Suboptimal influenza vaccination rates among institutionalized people are not unique to CBP facilities. In a study, my colleagues and I found that 55 percent of correctional facilities reported not receiving any influenza vaccine during the 2009 pandemic. The pattern is similar for the seasonal influenza vaccine. Sure enough, several influenza outbreaks have occurred among institutionalized populations in the United States. For example, in 2011, there were influenza outbreaks in two correctional facilities where fewer than 10 percent of inmates were vaccinated. The outbreaks resulted in a death at one of the facilities.
Vaccinating people in CBP custody is even more important now than in the past, because of the higher proportion of children among those crossing the U.S.-Mexico border. Although the influenza vaccine is recommended for anyone older than 6 months, children and the elderly disproportionately suffer from severe adverse outcomes if they get the flu.
Besides an overall increase in border crossings from Mexico in recent years, these crossings follow a seasonal pattern, with more crossings in early spring and a substantial decrease in crossings during the summer.
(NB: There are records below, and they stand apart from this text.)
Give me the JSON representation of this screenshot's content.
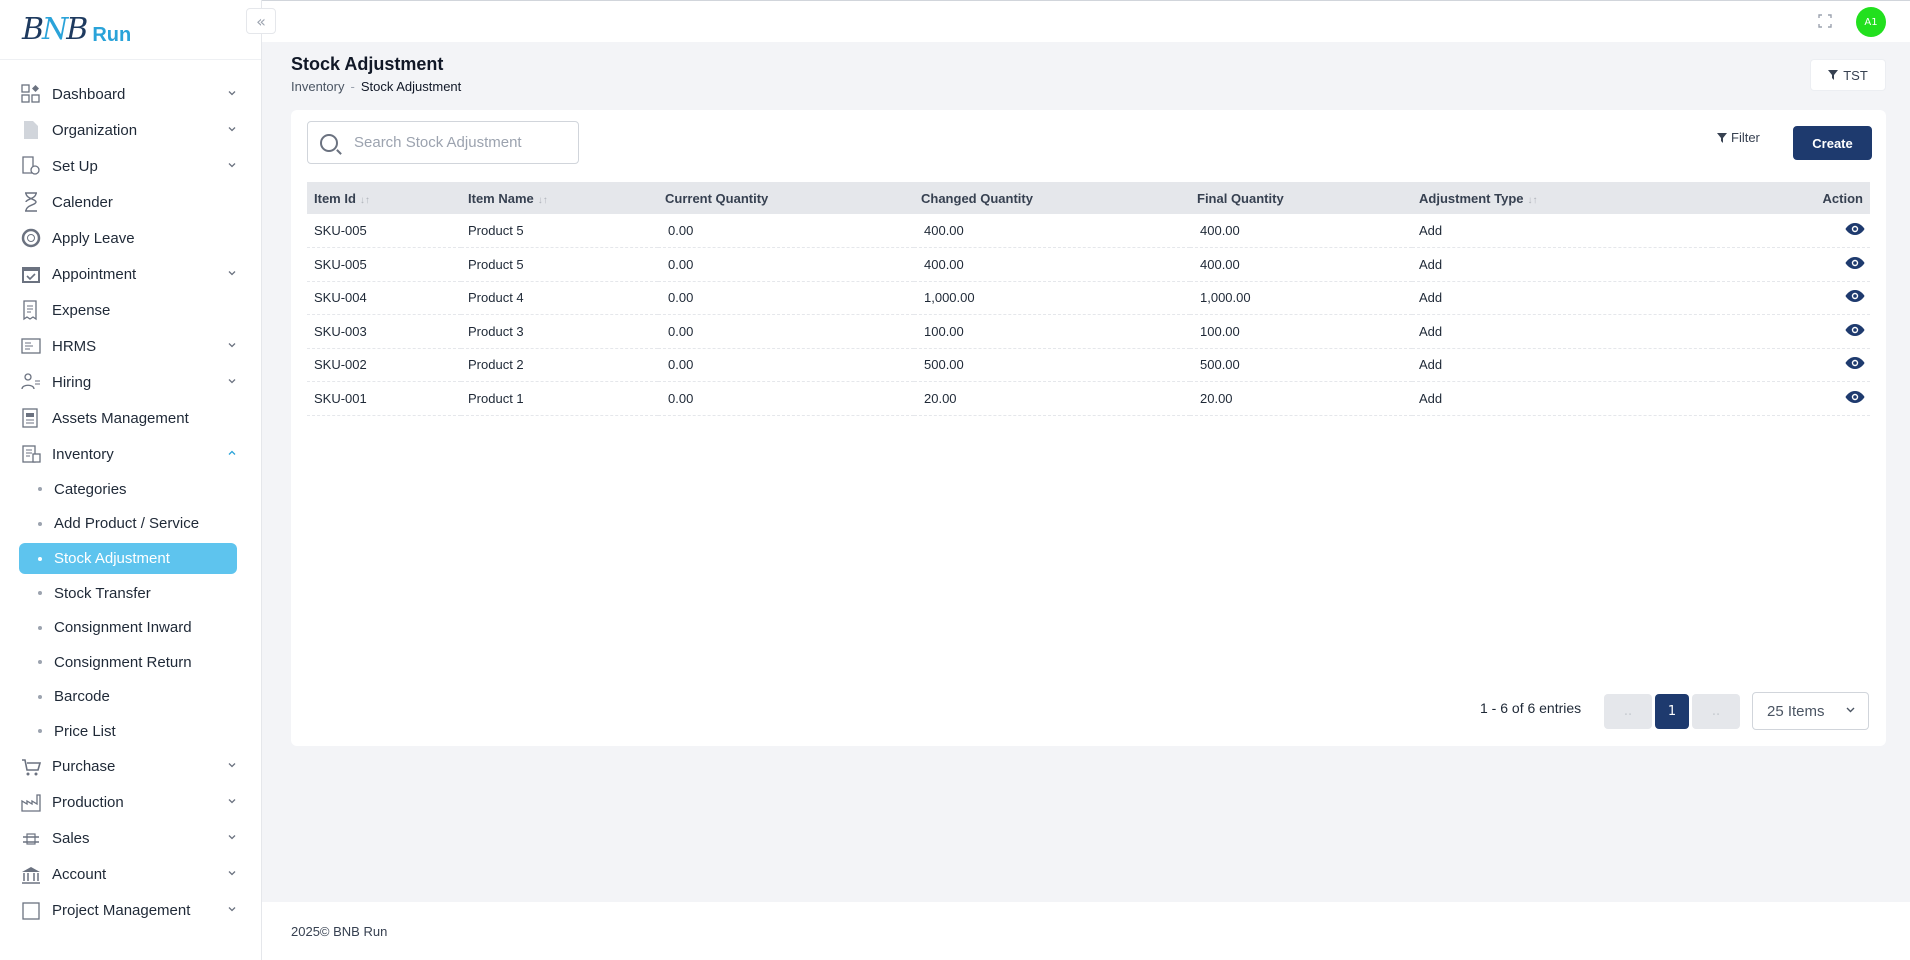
{
  "brand": {
    "logo_letters": "BNB",
    "logo_text": "Run"
  },
  "sidebar": {
    "items": [
      {
        "label": "Dashboard",
        "icon": "dashboard-icon",
        "chevron": true
      },
      {
        "label": "Organization",
        "icon": "document-icon",
        "chevron": true
      },
      {
        "label": "Set Up",
        "icon": "settings-doc-icon",
        "chevron": true
      },
      {
        "label": "Calender",
        "icon": "hourglass-icon",
        "chevron": false
      },
      {
        "label": "Apply Leave",
        "icon": "lifebuoy-icon",
        "chevron": false
      },
      {
        "label": "Appointment",
        "icon": "calendar-check-icon",
        "chevron": true
      },
      {
        "label": "Expense",
        "icon": "receipt-icon",
        "chevron": false
      },
      {
        "label": "HRMS",
        "icon": "id-card-icon",
        "chevron": true
      },
      {
        "label": "Hiring",
        "icon": "hiring-icon",
        "chevron": true
      },
      {
        "label": "Assets Management",
        "icon": "assets-icon",
        "chevron": false
      },
      {
        "label": "Inventory",
        "icon": "inventory-icon",
        "chevron": true
      }
    ],
    "inventory_sub": [
      {
        "label": "Categories"
      },
      {
        "label": "Add Product / Service"
      },
      {
        "label": "Stock Adjustment"
      },
      {
        "label": "Stock Transfer"
      },
      {
        "label": "Consignment Inward"
      },
      {
        "label": "Consignment Return"
      },
      {
        "label": "Barcode"
      },
      {
        "label": "Price List"
      }
    ],
    "items_after": [
      {
        "label": "Purchase",
        "icon": "cart-icon"
      },
      {
        "label": "Production",
        "icon": "factory-icon"
      },
      {
        "label": "Sales",
        "icon": "sales-icon"
      },
      {
        "label": "Account",
        "icon": "bank-icon"
      },
      {
        "label": "Project Management",
        "icon": "project-icon"
      }
    ]
  },
  "topbar": {
    "avatar_initials": "A1"
  },
  "header": {
    "title": "Stock Adjustment",
    "breadcrumb_parent": "Inventory",
    "breadcrumb_sep": "-",
    "breadcrumb_current": "Stock Adjustment",
    "tst_label": "TST"
  },
  "toolbar": {
    "search_placeholder": "Search Stock Adjustment",
    "filter_label": "Filter",
    "create_label": "Create"
  },
  "table": {
    "columns": [
      "Item Id",
      "Item Name",
      "Current Quantity",
      "Changed Quantity",
      "Final Quantity",
      "Adjustment Type",
      "Action"
    ],
    "rows": [
      {
        "item_id": "SKU-005",
        "item_name": "Product 5",
        "current": "0.00",
        "changed": "400.00",
        "final": "400.00",
        "type": "Add"
      },
      {
        "item_id": "SKU-005",
        "item_name": "Product 5",
        "current": "0.00",
        "changed": "400.00",
        "final": "400.00",
        "type": "Add"
      },
      {
        "item_id": "SKU-004",
        "item_name": "Product 4",
        "current": "0.00",
        "changed": "1,000.00",
        "final": "1,000.00",
        "type": "Add"
      },
      {
        "item_id": "SKU-003",
        "item_name": "Product 3",
        "current": "0.00",
        "changed": "100.00",
        "final": "100.00",
        "type": "Add"
      },
      {
        "item_id": "SKU-002",
        "item_name": "Product 2",
        "current": "0.00",
        "changed": "500.00",
        "final": "500.00",
        "type": "Add"
      },
      {
        "item_id": "SKU-001",
        "item_name": "Product 1",
        "current": "0.00",
        "changed": "20.00",
        "final": "20.00",
        "type": "Add"
      }
    ]
  },
  "pagination": {
    "entries_text": "1 - 6 of 6 entries",
    "prev": "..",
    "current_page": "1",
    "next": "..",
    "per_page": "25 Items"
  },
  "footer": {
    "text": "2025© BNB Run"
  },
  "colors": {
    "primary": "#1e3a6e",
    "active_nav": "#5ec4ee",
    "avatar": "#22e01e"
  }
}
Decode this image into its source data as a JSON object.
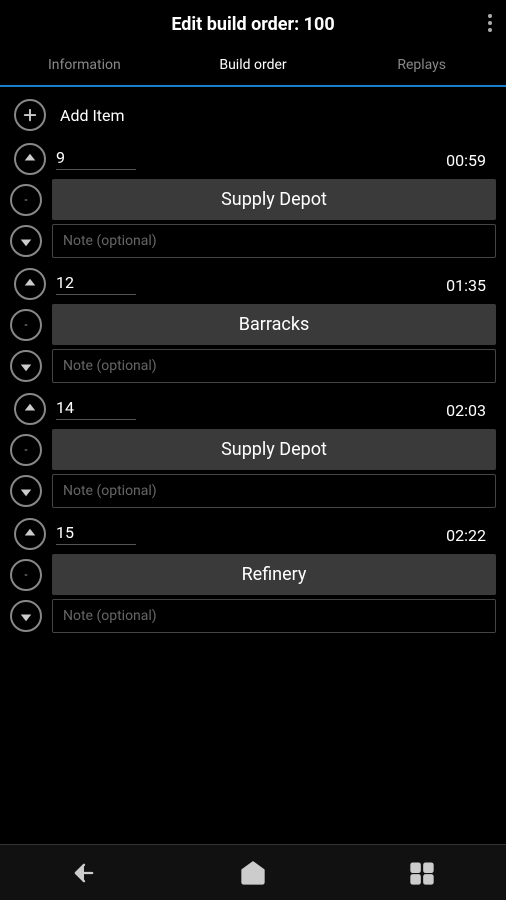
{
  "header": {
    "title_prefix": "Edit build order: ",
    "title_number": "100",
    "menu_icon": "more-vertical-icon"
  },
  "tabs": [
    {
      "label": "Information",
      "active": false
    },
    {
      "label": "Build order",
      "active": true
    },
    {
      "label": "Replays",
      "active": false
    }
  ],
  "add_item": {
    "label": "Add Item",
    "icon": "add-icon"
  },
  "build_items": [
    {
      "supply": "9",
      "time": "00:59",
      "building": "Supply Depot",
      "note_placeholder": "Note (optional)"
    },
    {
      "supply": "12",
      "time": "01:35",
      "building": "Barracks",
      "note_placeholder": "Note (optional)"
    },
    {
      "supply": "14",
      "time": "02:03",
      "building": "Supply Depot",
      "note_placeholder": "Note (optional)"
    },
    {
      "supply": "15",
      "time": "02:22",
      "building": "Refinery",
      "note_placeholder": "Note (optional)"
    }
  ],
  "bottom_nav": {
    "back_icon": "back-icon",
    "home_icon": "home-icon",
    "recents_icon": "recents-icon"
  }
}
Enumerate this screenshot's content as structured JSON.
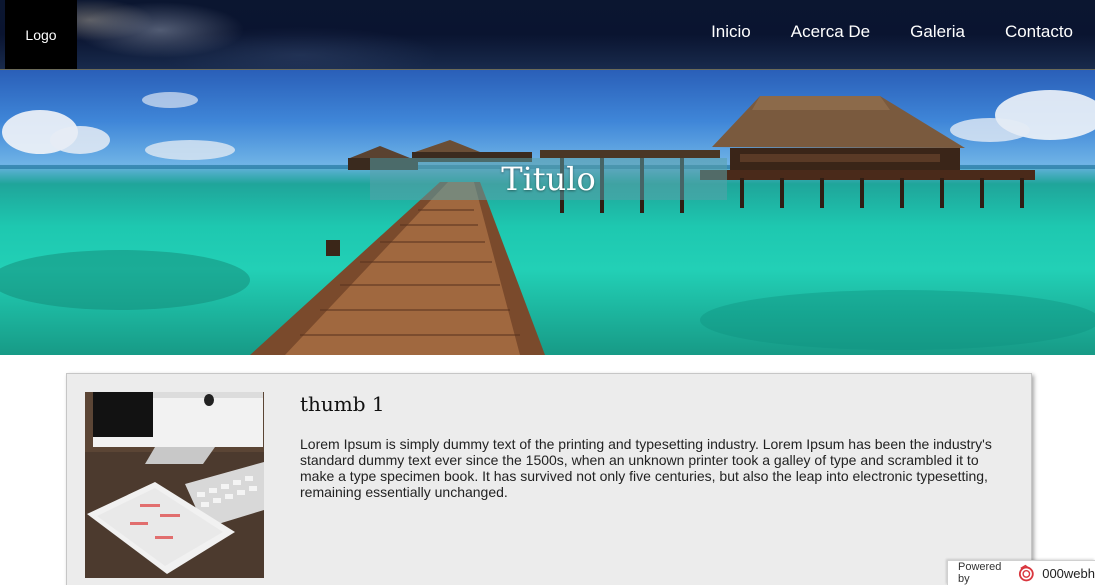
{
  "header": {
    "logo": "Logo",
    "nav": [
      {
        "label": "Inicio"
      },
      {
        "label": "Acerca De"
      },
      {
        "label": "Galeria"
      },
      {
        "label": "Contacto"
      }
    ]
  },
  "hero": {
    "title": "Titulo"
  },
  "card": {
    "title": "thumb 1",
    "text": "Lorem Ipsum is simply dummy text of the printing and typesetting industry. Lorem Ipsum has been the industry's standard dummy text ever since the 1500s, when an unknown printer took a galley of type and scrambled it to make a type specimen book. It has survived not only five centuries, but also the leap into electronic typesetting, remaining essentially unchanged."
  },
  "footer_badge": {
    "powered_label": "Powered by",
    "brand": "000webh"
  },
  "colors": {
    "header_bg": "#0b1630",
    "card_bg": "#ececec",
    "logo_bg": "#000000"
  }
}
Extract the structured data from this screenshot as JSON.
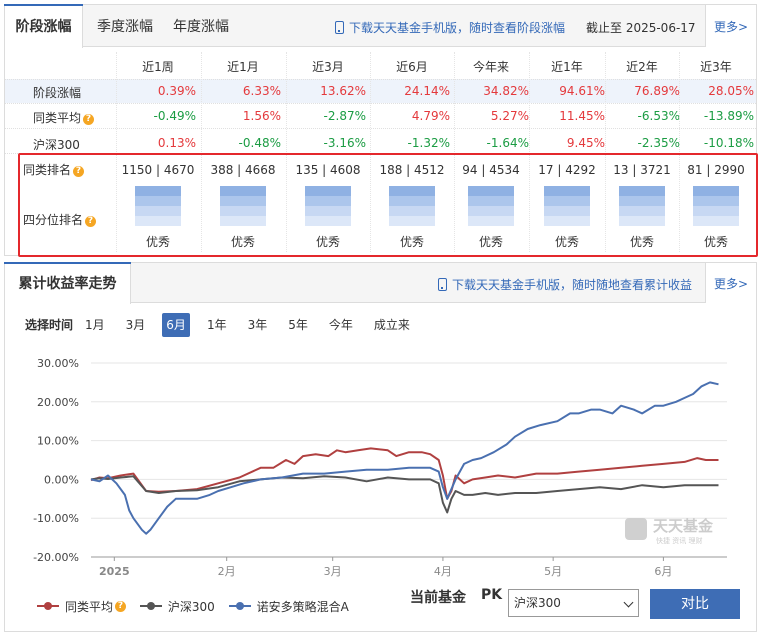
{
  "tabs": [
    "阶段涨幅",
    "季度涨幅",
    "年度涨幅"
  ],
  "download1": "下载天天基金手机版，随时查看阶段涨幅",
  "as_of": "截止至  2025-06-17",
  "more": "更多>",
  "periods": [
    "近1周",
    "近1月",
    "近3月",
    "近6月",
    "今年来",
    "近1年",
    "近2年",
    "近3年"
  ],
  "rows": {
    "stage": {
      "label": "阶段涨幅",
      "values": [
        "0.39%",
        "6.33%",
        "13.62%",
        "24.14%",
        "34.82%",
        "94.61%",
        "76.89%",
        "28.05%"
      ]
    },
    "peer": {
      "label": "同类平均",
      "values": [
        "-0.49%",
        "1.56%",
        "-2.87%",
        "4.79%",
        "5.27%",
        "11.45%",
        "-6.53%",
        "-13.89%"
      ]
    },
    "hs300": {
      "label": "沪深300",
      "values": [
        "0.13%",
        "-0.48%",
        "-3.16%",
        "-1.32%",
        "-1.64%",
        "9.45%",
        "-2.35%",
        "-10.18%"
      ]
    },
    "rank": {
      "label": "同类排名",
      "values": [
        "1150 | 4670",
        "388 | 4668",
        "135 | 4608",
        "188 | 4512",
        "94 | 4534",
        "17 | 4292",
        "13 | 3721",
        "81 | 2990"
      ]
    },
    "quartile": {
      "label": "四分位排名",
      "values": [
        "优秀",
        "优秀",
        "优秀",
        "优秀",
        "优秀",
        "优秀",
        "优秀",
        "优秀"
      ],
      "levels": [
        4,
        4,
        4,
        4,
        4,
        4,
        4,
        4
      ]
    }
  },
  "chart_section": {
    "title": "累计收益率走势",
    "download": "下载天天基金手机版，随时随地查看累计收益",
    "more": "更多>",
    "select_label": "选择时间",
    "ranges": [
      "1月",
      "3月",
      "6月",
      "1年",
      "3年",
      "5年",
      "今年",
      "成立来"
    ],
    "active_range": "6月",
    "watermark": {
      "brand": "天天基金",
      "sub": "快捷 资讯 理财"
    },
    "pk_label": "当前基金",
    "pk": "PK",
    "pk_value": "沪深300",
    "compare_button": "对比"
  },
  "chart_data": {
    "type": "line",
    "y_ticks": [
      "30.00%",
      "20.00%",
      "10.00%",
      "0.00%",
      "-10.00%",
      "-20.00%"
    ],
    "y_range": [
      -20,
      30
    ],
    "x_ticks": [
      "2025",
      "2月",
      "3月",
      "4月",
      "5月",
      "6月"
    ],
    "x_tick_pos": [
      5.5,
      32,
      57,
      83,
      109,
      135
    ],
    "x_range": [
      0,
      150
    ],
    "series": [
      {
        "name": "同类平均",
        "color": "#b04040",
        "x": [
          0,
          2,
          4,
          7,
          10,
          13,
          16,
          20,
          25,
          30,
          35,
          40,
          43,
          46,
          48,
          50,
          53,
          56,
          58,
          60,
          63,
          66,
          70,
          72,
          75,
          78,
          80,
          82,
          83,
          84,
          85,
          86,
          88,
          90,
          93,
          96,
          100,
          105,
          110,
          115,
          120,
          125,
          130,
          135,
          140,
          143,
          145,
          148
        ],
        "y": [
          -0.2,
          0.5,
          0.3,
          1,
          1.5,
          -3,
          -3.2,
          -3,
          -2.5,
          -1,
          0.5,
          3,
          3,
          5,
          4,
          6,
          6.5,
          6,
          7.5,
          7,
          7.5,
          8,
          7.5,
          6,
          7,
          7,
          6.5,
          5,
          1,
          -5,
          -3,
          1,
          -1,
          0,
          0.5,
          1,
          0.5,
          1.5,
          1.5,
          2,
          2.5,
          3,
          3.5,
          4,
          4.5,
          5.5,
          5,
          5
        ]
      },
      {
        "name": "沪深300",
        "color": "#555555",
        "x": [
          0,
          2,
          4,
          7,
          10,
          13,
          16,
          20,
          25,
          30,
          35,
          40,
          45,
          50,
          55,
          60,
          65,
          70,
          75,
          80,
          82,
          83,
          84,
          85,
          86,
          88,
          90,
          93,
          96,
          100,
          105,
          110,
          115,
          120,
          125,
          130,
          135,
          140,
          145,
          148
        ],
        "y": [
          0,
          0.3,
          0.1,
          0.5,
          0.8,
          -3,
          -3.5,
          -3,
          -2.8,
          -2,
          -0.5,
          0,
          0.5,
          0.3,
          0.8,
          0.5,
          -0.5,
          0.5,
          0,
          0,
          -1,
          -6,
          -8.5,
          -5,
          -3,
          -4,
          -4,
          -3.5,
          -4,
          -3.5,
          -3.5,
          -3,
          -2.5,
          -2,
          -2.5,
          -1.5,
          -2,
          -1.5,
          -1.5,
          -1.5
        ]
      },
      {
        "name": "诺安多策略混合A",
        "color": "#4a70b0",
        "x": [
          0,
          2,
          4,
          6,
          8,
          9,
          10,
          12,
          13,
          14,
          16,
          18,
          20,
          22,
          25,
          28,
          30,
          33,
          36,
          40,
          45,
          50,
          55,
          60,
          65,
          70,
          75,
          80,
          82,
          83,
          84,
          86,
          88,
          90,
          92,
          95,
          98,
          100,
          103,
          106,
          110,
          113,
          115,
          118,
          120,
          123,
          125,
          128,
          130,
          133,
          135,
          138,
          140,
          142,
          144,
          146,
          148
        ],
        "y": [
          0,
          -0.5,
          1,
          -1,
          -4,
          -8,
          -10,
          -13,
          -14,
          -13,
          -10,
          -7,
          -5,
          -5,
          -5,
          -4,
          -3,
          -2,
          -1,
          0,
          0.5,
          1.5,
          1.5,
          2,
          2.5,
          2.5,
          3,
          3,
          2,
          -2,
          -5,
          0,
          4,
          5,
          5.5,
          7,
          9,
          11,
          13,
          14,
          15,
          17,
          17,
          18,
          18,
          17,
          19,
          18,
          17,
          19,
          19,
          20,
          21,
          22,
          24,
          25,
          24.5
        ]
      }
    ]
  }
}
The annual flu season in the United States tends to run from October to May, peaking between December and February. That means there is an overlap between the seasonal increase in border crossings and increased influenza activity in the United States. It is possible, if not likely, that the decision not to vaccinate CBP detainees could result in additional cases of influenza-related illnesses, hospitalizations and even death in coming months. Increased circulation of the influenza virus in detention facilities also could result in additional risk to CBP personnel. Even if humanitarian concerns don’t change the policy, CBP should reconsider simply on pragmatic — and epidemiologic — grounds.